A common example encountered on cereal packaging may highlight “made with 12 grams of whole grains,” yet the label reflects a mere 1 or 2 grams of fiber in the box.

High-fiber foods for kids

Fiber-rich foods for kids include fruits, vegetables, whole grains and legumes.

There’s lots of fiber in grains like oatmeal, brown rice, whole wheat pasta and air-popped popcorn. Fiber-rich legumes include kidney beans, lentils and black beans. Edamame (soybeans) and almonds are also fiber-rich, according to CHOC.

Vegetables rich in fiber include broccoli, avocado and jicama. Fruits like raspberries, blackberries, pears, oranges, bananas and apples are also rich in fiber.

One large pear with skin has 7 grams of fiber, one cup of fresh raspberries has 8 grams of fiber, half of a medium avocado has 5 grams of fiber, 1 ounce of almonds has 3.5 grams of fiber, half a cup of cooked black beans has 7.5 grams of fiber, 3 cups air-popped popcorn has 3.6 grams of fiber, and 2 tablespoons of chia seeds have 10 grams of fiber, Di Figlia-Peck said.

Some less well-known fiber powerhouses include dark chocolate (70% or higher) and apples. “Dietary fiber intakes are best tolerated with adequate hydration and a gradual introduction and increase in fiber sources,” she noted.

For even more fiber-rich foods see the U.S. Department of Agriculture. . . . . .

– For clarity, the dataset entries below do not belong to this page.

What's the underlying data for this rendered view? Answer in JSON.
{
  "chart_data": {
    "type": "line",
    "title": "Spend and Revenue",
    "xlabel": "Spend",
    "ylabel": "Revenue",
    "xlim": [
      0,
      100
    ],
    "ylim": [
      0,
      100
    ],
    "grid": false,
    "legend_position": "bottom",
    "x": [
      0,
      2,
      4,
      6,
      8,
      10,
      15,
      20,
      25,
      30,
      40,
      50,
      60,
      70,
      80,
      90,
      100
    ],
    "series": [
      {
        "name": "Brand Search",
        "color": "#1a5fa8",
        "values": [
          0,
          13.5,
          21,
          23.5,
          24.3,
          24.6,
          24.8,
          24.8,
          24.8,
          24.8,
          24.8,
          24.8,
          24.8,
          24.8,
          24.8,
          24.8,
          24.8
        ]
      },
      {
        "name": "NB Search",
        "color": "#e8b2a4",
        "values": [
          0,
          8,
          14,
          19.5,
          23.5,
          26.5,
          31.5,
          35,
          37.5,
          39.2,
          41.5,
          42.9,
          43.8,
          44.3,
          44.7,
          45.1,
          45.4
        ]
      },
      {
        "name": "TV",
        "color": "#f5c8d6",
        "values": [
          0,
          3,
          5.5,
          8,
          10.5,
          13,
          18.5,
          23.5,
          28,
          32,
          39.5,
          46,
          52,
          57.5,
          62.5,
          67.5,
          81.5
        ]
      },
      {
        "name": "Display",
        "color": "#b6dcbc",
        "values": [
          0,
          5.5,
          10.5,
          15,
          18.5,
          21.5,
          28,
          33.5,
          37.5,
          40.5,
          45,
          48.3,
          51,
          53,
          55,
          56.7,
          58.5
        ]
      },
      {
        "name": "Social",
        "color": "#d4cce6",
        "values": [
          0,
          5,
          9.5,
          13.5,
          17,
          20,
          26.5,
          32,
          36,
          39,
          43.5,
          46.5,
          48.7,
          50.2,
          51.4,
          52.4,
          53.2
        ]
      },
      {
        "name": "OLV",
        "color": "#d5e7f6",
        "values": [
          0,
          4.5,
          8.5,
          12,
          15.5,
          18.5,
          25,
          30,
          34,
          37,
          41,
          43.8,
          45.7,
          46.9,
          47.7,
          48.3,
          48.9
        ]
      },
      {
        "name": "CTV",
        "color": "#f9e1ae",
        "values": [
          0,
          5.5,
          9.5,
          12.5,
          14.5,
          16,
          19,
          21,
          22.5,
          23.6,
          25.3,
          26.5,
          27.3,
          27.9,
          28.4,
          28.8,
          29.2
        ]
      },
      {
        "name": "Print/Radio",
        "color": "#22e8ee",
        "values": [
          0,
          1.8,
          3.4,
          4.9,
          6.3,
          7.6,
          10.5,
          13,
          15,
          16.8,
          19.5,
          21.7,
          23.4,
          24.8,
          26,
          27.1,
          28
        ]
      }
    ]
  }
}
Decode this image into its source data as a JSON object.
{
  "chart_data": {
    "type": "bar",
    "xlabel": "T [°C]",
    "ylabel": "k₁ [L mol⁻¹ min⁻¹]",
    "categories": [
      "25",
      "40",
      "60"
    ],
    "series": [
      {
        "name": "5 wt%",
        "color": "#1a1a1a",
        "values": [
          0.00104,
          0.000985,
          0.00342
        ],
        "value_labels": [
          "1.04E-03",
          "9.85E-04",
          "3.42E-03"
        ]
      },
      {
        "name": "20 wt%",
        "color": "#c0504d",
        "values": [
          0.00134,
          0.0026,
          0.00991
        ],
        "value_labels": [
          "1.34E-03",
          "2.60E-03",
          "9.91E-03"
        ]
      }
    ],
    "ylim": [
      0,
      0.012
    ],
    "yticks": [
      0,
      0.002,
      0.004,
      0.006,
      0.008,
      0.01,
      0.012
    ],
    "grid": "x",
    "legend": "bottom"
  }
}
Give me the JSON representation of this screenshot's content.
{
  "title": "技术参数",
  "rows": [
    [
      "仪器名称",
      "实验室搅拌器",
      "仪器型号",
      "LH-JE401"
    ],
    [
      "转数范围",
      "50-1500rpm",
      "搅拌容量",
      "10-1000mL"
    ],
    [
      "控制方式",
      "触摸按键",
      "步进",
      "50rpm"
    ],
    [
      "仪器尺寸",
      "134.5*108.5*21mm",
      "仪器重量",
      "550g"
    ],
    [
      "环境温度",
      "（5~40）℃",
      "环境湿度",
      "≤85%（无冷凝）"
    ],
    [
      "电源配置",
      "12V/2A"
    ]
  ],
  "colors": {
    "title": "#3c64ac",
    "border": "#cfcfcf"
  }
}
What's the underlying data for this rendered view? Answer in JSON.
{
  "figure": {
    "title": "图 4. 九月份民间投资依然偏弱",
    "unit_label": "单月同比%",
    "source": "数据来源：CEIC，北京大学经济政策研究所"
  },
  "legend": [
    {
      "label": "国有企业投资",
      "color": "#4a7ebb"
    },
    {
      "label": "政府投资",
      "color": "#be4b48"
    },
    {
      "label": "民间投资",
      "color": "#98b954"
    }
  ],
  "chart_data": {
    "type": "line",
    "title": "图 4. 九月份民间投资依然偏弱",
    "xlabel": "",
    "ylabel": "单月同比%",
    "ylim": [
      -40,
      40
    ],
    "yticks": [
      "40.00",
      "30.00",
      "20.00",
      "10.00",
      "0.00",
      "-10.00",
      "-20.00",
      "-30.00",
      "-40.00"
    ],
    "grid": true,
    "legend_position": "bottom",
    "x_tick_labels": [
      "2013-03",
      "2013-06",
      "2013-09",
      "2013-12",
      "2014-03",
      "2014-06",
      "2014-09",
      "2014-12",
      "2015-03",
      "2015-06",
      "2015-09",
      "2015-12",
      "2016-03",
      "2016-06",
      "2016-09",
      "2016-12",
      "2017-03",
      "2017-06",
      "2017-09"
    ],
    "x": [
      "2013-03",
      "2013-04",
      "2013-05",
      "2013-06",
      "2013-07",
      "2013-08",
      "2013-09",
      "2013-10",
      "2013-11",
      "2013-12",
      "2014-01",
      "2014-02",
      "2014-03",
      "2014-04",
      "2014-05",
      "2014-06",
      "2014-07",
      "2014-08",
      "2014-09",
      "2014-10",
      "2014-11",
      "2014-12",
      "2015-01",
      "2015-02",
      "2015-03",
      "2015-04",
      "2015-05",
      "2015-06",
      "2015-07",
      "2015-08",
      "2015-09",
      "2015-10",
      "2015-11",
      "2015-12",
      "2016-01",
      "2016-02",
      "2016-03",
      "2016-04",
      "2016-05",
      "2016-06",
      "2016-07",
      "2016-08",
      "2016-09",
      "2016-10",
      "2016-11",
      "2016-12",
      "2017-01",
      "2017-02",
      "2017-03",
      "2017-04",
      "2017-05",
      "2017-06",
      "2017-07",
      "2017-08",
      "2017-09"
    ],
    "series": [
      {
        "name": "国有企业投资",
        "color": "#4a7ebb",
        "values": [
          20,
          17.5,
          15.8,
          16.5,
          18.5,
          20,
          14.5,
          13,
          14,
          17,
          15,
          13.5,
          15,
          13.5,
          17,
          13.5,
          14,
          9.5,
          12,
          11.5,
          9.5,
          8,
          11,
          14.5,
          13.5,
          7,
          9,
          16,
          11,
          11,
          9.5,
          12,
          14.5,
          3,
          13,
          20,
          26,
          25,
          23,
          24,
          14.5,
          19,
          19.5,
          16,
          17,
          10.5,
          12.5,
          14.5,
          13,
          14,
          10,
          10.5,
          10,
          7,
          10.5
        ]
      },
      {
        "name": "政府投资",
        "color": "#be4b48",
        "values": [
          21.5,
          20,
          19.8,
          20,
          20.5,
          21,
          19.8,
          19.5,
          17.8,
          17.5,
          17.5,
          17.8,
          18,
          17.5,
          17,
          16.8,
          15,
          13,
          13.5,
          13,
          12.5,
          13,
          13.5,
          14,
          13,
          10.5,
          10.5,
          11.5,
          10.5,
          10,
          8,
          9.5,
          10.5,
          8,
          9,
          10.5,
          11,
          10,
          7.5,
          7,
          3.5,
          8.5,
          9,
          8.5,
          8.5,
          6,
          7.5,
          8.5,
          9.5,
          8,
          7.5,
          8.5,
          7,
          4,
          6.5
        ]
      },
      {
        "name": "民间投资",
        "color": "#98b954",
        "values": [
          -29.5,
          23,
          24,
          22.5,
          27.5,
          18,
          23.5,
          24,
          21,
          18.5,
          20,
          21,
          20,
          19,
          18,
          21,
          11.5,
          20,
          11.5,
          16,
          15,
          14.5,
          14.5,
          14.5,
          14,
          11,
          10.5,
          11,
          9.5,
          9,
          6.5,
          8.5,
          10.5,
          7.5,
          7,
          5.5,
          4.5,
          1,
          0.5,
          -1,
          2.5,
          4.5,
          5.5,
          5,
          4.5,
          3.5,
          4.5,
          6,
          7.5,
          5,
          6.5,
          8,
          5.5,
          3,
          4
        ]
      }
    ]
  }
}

Getting fiber into your kid’s diet

“Making food fun and enjoyable improves acceptance, and theme nights can be a fun way to entice children and adolescents with catchy names and wordplay,” Di Figlia-Peck said. “Meatless Monday, Taco Tuesday and Salad-Bar Saturday are all the craze.”

Here are more tips to increase the amount of fiber in your child’s diet:

  • Leave the skins on fruits and vegetables
  • Use whole wheat flour
  • Replace white bread and cereals with whole grains
  • Add fruit to whole-grain cold or hot cereals
  • Add fruit, nuts or whole-grain granola to yogurt
  • Add vegetables to scrambled eggs, omelets or pasta
  • Aim to offer whole grains that have at least 3 grams of fiber per serving
  • Choose whole fruit instead of juice
  • Include fruit and vegetables with every meal
  • Put veggies, like lettuce, tomato or avocado on sandwiches
  • Add beans to soups and salads
  • Add bran to baked goods

For snacks, offer air-popped popcorn, whole-grain crackers, fruit or vegetables.
“Enormous potential exists to shape habits and make eating high-fiber foods the norm, not the exception, with family-based meal planning,” Di Figlia-Peck said. “Families have a multitude of options to utilize plant-based sources to create high-fiber versions of common delicacies.”